Valente and Gouguet hopeful city will wait for Phase II assessment on Valspar property
Tuesday’s meeting of the City Council of Picayune is one of special interest because the council will take up an agenda item on whether the City of Picayune should take a donation of a parcel of land, last used by Valspar, that appears to have the presence of hazardous materials.
In a Phase I Environmental Site Assessment Report created by Gulf South Associates’ Kevin McMahon, the property, located at 210 Crosby Street, “is comprised of six parcels totaling approximately 28 acres located on the south side of Palestine Road, Crosby Street, and Wisteria Lane, and the north side of Davis Street in a mixed-use commercial, industrial, and residential area within the Picayune city limits. According to the Pearl River County Tax Assessor, ownership in the subject parcels is currently vested in Sunbelt Coatings, Inc. in care of the Sherwin Williams Tax Department.”

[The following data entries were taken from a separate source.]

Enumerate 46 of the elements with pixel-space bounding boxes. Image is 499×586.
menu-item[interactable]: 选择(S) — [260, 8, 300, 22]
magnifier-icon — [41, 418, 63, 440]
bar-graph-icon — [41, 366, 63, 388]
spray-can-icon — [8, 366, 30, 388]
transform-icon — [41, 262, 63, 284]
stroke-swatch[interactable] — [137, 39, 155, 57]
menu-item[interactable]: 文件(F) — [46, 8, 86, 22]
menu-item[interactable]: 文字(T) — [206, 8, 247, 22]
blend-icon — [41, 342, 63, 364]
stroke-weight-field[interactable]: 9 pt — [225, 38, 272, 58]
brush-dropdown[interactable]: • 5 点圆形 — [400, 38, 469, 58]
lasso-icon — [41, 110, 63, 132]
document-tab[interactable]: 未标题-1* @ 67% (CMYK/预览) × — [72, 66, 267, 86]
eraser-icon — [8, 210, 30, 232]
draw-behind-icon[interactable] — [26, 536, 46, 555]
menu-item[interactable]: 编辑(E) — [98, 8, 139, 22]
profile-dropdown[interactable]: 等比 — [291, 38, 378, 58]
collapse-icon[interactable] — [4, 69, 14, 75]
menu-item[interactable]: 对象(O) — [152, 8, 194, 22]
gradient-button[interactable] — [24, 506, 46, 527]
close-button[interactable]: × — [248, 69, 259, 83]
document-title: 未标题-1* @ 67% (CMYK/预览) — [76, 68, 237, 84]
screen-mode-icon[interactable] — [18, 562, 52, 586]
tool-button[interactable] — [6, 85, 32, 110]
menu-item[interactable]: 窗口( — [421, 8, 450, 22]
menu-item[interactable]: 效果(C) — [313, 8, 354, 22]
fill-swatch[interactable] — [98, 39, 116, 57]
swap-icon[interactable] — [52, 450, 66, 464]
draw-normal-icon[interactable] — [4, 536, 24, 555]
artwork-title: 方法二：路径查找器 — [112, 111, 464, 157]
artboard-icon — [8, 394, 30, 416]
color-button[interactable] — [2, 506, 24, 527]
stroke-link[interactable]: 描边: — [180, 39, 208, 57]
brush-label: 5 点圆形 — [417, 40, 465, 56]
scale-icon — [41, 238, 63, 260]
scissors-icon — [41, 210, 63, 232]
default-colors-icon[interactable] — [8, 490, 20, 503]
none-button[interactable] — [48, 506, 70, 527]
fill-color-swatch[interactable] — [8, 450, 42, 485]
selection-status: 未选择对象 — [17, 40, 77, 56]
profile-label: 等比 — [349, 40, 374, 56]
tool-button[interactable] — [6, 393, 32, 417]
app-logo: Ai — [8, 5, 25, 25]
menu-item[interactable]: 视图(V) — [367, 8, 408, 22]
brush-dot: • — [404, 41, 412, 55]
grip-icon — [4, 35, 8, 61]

Two council members, Wayne Gouguet and Tammy Valente, have both spoken up about their concerns if the city should take the property. Their concerns are validated in the report which casts doubt the property is free from contaminants.
The report states. “The identification of recognized environmental conditions in connection with the subject property may impose an environmental liability on owners or operators of the site, reduce the value of the site, or restrict the use or marketability of the site, and therefore, further investigation may be warranted to evaluate the scope and extent of potential environmental liabilities.”
Both Valente and Gouguet do not want the city to acquire the property and later learn the property will require cleanup activities due to the presence of hazardous materials that could cost the city a lot of money. Both are hopeful other city leaders will not vote to accept the ‘free’ property and instead wait for a Phase II inspection to be performed and report generated to ensure the city will not have any liability of contaminants should it accept the property.
Councilman Gouguet has many concerns about the city taking this property.
“Brown field sites are a complicated issue. EPA/MSDEQ want the city to take the property, but probably are not representing our best interests, but their own interest. My contact in DEQ told me the contamination from the Valspar activity was outside the superfund SOW and was not evaluated. I believe the Phase I report bears that out. I still have concerns if we do not have a good handle on the extent of and severity of the contamination on the property, how do we risk exposing city workers?”
The Superfund cleanup at the old Picayune Wood Treating Superfund site does not include the Valspar property according to information on the state’s MDEQ site.
Valente stated, “We need more information and a Phase II assessment is a good start toward that diligence. There are a lot of details we need to make sure we have all of the data to support our decision. This decision has to be for the well-being for the city of Picayune, its residents, and our city employees.”